Thursday, July 13, 2017
WMP Yudowitz Seminar Room 1 (University of Glasgow)
Sovereign borrowing power is regulated in constitutions and in most countries it is delegated to the ministry of finance. While in former times this delegation was unproblematic, securitization of central government borrowing and soaring sovereign debt rates raise new questions and may make parliamentary borrowing control to an intractable problem. This paper addresses the question whether recent reforms in sovereign debt management (SDM) undermine democratic mechanisms in the governance of public finance. It suggests a novel concept to measure parliamentary control over SDM and illustrates this concept by data on 18 OECD countries. The deregulation of financial markets has lifted capital controls for the private sector and also for government borrowing. Consequently, the sovereign debt market has fundamentally changed. Nowadays, debt and borrowing power is delegated to professional debt management offices (DMOs), which are authorized by legislation or a by ministerial decree to manage governments’ borrowing requirements and their financial risks.

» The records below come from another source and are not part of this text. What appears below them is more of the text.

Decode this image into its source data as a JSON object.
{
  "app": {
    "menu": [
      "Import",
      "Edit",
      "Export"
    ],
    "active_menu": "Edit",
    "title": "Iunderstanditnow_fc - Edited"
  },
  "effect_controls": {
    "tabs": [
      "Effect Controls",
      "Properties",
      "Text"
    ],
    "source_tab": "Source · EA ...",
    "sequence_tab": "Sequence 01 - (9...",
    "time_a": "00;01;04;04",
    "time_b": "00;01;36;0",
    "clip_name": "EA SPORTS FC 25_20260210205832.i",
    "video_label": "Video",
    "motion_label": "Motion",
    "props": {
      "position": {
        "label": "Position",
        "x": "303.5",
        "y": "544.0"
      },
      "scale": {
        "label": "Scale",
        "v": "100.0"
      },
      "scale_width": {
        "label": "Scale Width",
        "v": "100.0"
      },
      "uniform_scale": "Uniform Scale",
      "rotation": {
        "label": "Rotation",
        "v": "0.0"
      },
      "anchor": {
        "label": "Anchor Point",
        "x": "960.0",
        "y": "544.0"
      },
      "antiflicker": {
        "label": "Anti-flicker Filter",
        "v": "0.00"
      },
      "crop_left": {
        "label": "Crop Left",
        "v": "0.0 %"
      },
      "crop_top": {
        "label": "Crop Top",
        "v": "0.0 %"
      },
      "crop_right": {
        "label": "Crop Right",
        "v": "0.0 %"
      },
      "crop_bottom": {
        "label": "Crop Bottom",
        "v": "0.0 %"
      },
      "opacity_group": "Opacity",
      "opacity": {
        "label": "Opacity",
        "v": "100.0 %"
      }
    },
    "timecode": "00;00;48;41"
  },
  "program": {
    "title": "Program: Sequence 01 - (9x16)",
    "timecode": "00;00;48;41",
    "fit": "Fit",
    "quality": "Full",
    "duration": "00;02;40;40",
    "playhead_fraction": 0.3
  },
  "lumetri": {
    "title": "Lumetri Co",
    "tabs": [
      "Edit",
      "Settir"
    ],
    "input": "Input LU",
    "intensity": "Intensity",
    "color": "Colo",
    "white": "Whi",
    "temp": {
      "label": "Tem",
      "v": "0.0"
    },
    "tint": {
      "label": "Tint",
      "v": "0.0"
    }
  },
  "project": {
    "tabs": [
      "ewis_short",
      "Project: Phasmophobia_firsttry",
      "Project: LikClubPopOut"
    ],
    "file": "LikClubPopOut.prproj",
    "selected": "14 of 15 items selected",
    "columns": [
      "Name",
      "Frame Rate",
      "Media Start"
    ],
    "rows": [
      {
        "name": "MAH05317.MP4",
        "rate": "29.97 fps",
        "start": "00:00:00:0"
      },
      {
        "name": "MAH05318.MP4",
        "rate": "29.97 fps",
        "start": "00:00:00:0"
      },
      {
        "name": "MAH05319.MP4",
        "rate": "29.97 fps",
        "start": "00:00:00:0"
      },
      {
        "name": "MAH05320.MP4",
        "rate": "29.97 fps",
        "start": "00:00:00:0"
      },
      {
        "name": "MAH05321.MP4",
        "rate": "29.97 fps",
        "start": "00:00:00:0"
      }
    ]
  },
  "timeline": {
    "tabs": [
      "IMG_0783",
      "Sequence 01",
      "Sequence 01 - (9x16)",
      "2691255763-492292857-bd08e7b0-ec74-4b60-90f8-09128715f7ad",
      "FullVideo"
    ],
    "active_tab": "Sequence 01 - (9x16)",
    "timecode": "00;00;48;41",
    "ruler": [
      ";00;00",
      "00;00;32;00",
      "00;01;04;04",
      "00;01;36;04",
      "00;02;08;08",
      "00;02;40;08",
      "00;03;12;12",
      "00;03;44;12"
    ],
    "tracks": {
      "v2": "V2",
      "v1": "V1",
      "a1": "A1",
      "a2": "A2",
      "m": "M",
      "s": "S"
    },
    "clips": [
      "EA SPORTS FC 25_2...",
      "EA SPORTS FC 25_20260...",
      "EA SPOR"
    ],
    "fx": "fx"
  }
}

The puzzle this paper deals with is in how far the financialization of SDM has altered parliamentary capacities and abilities to control public debt policy. It addresses the following questions: How can parliamentary borrowing control be measured in times of professional DMOs adopting complex financial market techniques? Which kind of indicators are useful for the measurement of parliaments’ control over public borrowing? Is there cross-national variance in parliamentary borrowing power? The paper measures parliamentary control over SDM by a set of indicators which operationalize the degree of transparency and accountability of DMOs and their activities vis-à-vis the parliament.